Last year’s very low level of flu was likely due to social distancing, reduced travel and mask-wearing, all measures taken to try to control Covid. Those measures were also very effective in preventing flu. Nationwide, flu accounted for only about 4 hospitalizations per 100,000 people, compared to the usual rate of 70 hospitalizations per 100,000, and flu-related deaths dropped by 95%.
Unfortunately, the outlook for this year’s flu season is not as bright. Several studies have predicted that this year will see an increase in hospitalizations due to influenza. This would follow pattern of severe flu seasons following relatively light ones during the previous year. Because there were so few cases of influenza last year, the overall population is likely to have lower levels of immunity, making a bout of flu more likely.
While Covid will continue to be an attention-grabbing concern, we (seniors, especially) should not ignore the threat of old-fashion flu. Each year, flu kills thousands of people; like Covid, it affects seniors more so than younger people. For the coming season, the CDC continues to recommend flu vaccination beginning in September through the entire flu season which typically ends by April. Because there are lower overall levels of flu immunity, the season may start and peak earlier this year than usual. Public health officials are especially worried about the possibility of a “twindemic,” a simultaneous increase in the number of both Covid and influenza cases that would put a severe strain on hospitals.
All of this points to the importance of early immunization against flu and continued caution about Covid. Seniors should get flu immunizations as soon as possible and closely follow the recommendations for Covid. If you were immunized early with one of the Covid vaccines, keep alert for updates about booster shots.
Ask your doctor or pharmacist about one of the flu vaccines that are more effective in older patients. These vaccines are designed specifically for patients aged 65+, and they work by improving the production of antibodies, providing a stronger immune response than traditional vaccines. Like standard flu vaccines, they are given as an injection in the arm. The side effects are similar, although some patients may experience increased redness or soreness around the injection site.

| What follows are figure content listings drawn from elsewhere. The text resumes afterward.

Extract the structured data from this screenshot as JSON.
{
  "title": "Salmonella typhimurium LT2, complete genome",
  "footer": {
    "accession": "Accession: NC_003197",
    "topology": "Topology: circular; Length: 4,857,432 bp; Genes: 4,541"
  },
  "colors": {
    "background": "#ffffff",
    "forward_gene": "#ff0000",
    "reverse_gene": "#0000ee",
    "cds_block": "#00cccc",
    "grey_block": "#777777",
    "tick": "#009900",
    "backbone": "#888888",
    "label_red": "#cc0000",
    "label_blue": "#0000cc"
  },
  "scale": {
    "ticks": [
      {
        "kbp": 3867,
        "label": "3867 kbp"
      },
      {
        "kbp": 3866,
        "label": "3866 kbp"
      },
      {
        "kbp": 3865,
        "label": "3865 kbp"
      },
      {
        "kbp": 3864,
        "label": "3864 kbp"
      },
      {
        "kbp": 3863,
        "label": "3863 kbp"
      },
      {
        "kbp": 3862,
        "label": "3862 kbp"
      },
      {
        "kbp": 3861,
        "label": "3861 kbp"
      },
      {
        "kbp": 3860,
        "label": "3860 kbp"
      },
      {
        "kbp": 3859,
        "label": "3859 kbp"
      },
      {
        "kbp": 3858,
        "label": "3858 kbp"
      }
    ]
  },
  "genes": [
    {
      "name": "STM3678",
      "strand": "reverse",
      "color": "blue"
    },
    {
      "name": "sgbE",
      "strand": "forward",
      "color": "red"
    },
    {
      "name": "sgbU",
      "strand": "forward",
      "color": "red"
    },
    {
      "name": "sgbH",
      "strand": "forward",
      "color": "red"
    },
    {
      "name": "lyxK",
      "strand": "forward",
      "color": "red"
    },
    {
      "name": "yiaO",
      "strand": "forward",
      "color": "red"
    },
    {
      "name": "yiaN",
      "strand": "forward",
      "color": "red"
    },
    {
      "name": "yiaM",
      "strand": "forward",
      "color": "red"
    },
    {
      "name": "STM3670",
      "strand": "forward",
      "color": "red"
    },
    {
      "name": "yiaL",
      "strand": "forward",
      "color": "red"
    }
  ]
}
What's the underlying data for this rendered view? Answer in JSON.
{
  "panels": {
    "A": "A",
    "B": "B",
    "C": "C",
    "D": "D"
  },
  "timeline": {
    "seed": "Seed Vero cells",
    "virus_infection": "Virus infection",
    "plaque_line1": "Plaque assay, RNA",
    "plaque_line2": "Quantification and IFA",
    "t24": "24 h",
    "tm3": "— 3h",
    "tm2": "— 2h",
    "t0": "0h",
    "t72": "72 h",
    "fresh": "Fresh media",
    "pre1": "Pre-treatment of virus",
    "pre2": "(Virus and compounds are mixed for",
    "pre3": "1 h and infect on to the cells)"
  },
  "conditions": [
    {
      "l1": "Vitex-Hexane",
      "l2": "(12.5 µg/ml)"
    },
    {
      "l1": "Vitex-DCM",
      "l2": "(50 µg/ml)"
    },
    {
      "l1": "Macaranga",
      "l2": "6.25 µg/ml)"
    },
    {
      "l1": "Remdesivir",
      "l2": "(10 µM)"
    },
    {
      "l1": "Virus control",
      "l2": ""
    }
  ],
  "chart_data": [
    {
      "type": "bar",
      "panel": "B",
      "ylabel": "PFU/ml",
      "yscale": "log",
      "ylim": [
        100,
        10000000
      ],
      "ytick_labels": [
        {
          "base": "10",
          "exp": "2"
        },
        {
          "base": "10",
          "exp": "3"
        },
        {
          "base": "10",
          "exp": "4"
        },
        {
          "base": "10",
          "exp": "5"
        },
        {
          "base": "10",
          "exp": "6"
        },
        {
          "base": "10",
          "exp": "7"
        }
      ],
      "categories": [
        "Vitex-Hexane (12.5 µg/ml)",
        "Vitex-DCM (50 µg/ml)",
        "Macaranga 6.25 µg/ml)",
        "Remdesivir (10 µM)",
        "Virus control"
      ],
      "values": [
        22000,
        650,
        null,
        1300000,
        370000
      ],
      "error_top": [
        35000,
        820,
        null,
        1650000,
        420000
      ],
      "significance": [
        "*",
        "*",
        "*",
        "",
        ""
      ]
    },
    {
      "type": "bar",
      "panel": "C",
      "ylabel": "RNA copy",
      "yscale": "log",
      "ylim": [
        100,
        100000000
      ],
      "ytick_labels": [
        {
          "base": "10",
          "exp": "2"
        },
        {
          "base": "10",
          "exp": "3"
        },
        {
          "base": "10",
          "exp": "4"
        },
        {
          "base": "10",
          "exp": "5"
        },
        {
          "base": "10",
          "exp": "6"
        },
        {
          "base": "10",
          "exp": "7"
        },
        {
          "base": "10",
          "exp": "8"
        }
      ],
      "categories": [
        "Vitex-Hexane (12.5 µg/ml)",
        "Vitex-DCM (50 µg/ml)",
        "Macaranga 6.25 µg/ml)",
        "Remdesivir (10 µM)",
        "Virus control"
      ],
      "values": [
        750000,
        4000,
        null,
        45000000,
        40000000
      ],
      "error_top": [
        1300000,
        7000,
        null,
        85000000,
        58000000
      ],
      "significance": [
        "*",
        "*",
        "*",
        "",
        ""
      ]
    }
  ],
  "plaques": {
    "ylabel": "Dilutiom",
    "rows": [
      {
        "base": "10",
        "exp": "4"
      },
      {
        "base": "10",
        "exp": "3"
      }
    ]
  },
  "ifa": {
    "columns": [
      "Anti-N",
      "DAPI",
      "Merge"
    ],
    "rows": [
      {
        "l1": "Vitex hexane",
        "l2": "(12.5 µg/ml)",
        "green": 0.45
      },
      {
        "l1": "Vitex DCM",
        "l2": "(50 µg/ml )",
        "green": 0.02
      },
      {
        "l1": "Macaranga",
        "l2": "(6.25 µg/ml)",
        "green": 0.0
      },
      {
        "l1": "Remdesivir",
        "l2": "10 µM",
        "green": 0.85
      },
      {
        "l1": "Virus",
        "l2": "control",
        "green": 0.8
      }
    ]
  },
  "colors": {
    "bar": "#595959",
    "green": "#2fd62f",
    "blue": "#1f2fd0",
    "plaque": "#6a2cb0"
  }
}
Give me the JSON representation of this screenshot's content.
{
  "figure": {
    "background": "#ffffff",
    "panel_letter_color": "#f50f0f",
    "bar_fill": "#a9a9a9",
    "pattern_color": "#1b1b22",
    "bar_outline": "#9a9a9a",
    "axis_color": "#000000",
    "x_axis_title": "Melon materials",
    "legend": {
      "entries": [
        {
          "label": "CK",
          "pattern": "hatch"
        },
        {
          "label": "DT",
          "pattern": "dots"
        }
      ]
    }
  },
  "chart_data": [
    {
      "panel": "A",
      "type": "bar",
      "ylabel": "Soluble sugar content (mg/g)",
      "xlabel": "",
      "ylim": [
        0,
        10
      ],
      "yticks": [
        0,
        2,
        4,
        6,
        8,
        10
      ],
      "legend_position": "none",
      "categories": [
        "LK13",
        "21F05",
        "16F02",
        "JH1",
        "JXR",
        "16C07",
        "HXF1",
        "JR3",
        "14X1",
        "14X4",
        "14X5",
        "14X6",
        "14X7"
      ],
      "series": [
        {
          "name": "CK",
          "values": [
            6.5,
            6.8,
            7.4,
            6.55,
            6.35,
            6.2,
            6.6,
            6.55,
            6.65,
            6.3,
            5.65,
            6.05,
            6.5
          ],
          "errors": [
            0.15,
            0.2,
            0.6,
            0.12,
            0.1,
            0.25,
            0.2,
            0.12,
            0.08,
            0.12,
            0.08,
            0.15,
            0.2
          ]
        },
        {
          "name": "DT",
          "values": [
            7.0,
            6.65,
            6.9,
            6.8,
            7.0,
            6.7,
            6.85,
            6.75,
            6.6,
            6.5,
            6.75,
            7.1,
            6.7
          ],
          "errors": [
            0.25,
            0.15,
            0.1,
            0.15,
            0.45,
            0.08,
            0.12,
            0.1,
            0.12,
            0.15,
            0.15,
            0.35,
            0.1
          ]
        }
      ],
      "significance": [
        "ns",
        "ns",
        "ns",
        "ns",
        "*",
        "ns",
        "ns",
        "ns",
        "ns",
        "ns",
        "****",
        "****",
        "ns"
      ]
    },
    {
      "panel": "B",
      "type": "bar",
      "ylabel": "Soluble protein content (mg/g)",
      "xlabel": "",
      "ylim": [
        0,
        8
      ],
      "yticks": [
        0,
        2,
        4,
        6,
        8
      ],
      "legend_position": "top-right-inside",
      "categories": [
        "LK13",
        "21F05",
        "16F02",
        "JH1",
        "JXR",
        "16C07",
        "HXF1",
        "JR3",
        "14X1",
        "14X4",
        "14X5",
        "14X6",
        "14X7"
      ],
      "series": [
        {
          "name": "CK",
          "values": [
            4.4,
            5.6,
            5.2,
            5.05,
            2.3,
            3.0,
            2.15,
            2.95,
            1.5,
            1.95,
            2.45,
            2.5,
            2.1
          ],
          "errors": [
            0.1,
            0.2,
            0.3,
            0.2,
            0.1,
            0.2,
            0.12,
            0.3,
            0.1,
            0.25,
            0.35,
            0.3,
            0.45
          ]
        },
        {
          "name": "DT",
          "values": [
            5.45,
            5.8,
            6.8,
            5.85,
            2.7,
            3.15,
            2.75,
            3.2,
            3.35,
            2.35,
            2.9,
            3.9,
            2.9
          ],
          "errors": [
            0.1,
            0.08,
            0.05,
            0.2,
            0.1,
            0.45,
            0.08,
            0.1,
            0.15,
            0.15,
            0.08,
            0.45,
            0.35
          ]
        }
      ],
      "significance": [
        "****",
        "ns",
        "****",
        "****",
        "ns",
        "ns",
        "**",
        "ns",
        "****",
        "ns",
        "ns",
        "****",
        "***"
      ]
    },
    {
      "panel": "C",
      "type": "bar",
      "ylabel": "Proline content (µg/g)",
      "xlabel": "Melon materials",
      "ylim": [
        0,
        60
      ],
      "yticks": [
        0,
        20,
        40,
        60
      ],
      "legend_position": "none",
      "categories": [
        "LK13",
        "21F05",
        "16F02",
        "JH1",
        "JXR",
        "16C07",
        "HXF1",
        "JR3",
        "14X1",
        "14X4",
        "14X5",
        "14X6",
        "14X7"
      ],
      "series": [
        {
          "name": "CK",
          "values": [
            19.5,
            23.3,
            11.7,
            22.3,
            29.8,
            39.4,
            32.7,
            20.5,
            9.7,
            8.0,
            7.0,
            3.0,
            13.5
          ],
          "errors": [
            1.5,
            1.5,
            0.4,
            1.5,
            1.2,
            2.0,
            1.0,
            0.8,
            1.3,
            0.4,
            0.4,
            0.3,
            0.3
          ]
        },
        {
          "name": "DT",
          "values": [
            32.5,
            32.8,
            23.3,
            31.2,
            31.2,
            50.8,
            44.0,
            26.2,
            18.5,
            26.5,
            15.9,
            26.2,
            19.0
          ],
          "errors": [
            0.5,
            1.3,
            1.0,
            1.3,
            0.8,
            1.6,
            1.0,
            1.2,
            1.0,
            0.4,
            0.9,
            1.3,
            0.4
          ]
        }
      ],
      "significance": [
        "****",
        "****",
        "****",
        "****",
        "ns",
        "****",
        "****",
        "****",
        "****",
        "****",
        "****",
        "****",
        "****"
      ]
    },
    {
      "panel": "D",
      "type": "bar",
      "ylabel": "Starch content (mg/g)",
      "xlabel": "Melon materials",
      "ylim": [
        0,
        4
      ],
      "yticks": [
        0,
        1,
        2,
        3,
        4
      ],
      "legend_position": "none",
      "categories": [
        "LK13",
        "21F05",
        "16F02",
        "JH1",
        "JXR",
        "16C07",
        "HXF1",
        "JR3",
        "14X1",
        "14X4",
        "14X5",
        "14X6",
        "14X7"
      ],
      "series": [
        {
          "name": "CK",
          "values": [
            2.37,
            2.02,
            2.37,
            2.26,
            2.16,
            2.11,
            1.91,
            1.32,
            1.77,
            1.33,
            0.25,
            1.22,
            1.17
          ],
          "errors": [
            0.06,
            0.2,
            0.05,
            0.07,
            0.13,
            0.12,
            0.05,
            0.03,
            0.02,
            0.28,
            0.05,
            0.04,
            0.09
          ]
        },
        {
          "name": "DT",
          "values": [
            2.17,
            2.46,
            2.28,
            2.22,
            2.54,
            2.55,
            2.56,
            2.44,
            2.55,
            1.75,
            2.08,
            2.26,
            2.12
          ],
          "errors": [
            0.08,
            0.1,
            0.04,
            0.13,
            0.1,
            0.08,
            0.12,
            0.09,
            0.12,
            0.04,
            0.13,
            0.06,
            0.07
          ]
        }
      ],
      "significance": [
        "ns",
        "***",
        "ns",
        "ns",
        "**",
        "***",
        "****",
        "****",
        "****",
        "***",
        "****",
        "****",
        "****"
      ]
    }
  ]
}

Medicare insurance covers one administration of flu vaccine each flu season. If you were immunized late in the last season (January or later of 2021,) you are still covered by Medicare for this year’s immunization. Be sure that the physician or pharmacy who administers the vaccine accepts Medicare assignment, and the shot should cost you nothing. Don’t wait to get the flu shot. It is available in many places, including your doctor’s office and local pharmacies. If you have Original Medicare, contact them for details. Contact your Medicare Advantage Plan if you have opted for Part C Medicare coverage. Most providers will accept Medicare Advantage Plan coverage.
Getting immunized against flu is a benefit to yourself and to those around you. Even if the flu does not send you to a hospital, it means days of an uncomfortable lifestyle and can threaten your family, friends and strangers alike. Influenza A and B viruses are very contagious. They can spread from person to person via the tiny droplets from an infected person’s sneeze or cough. Research has shown that this infectious material can travel as far as six feet after being exhaled.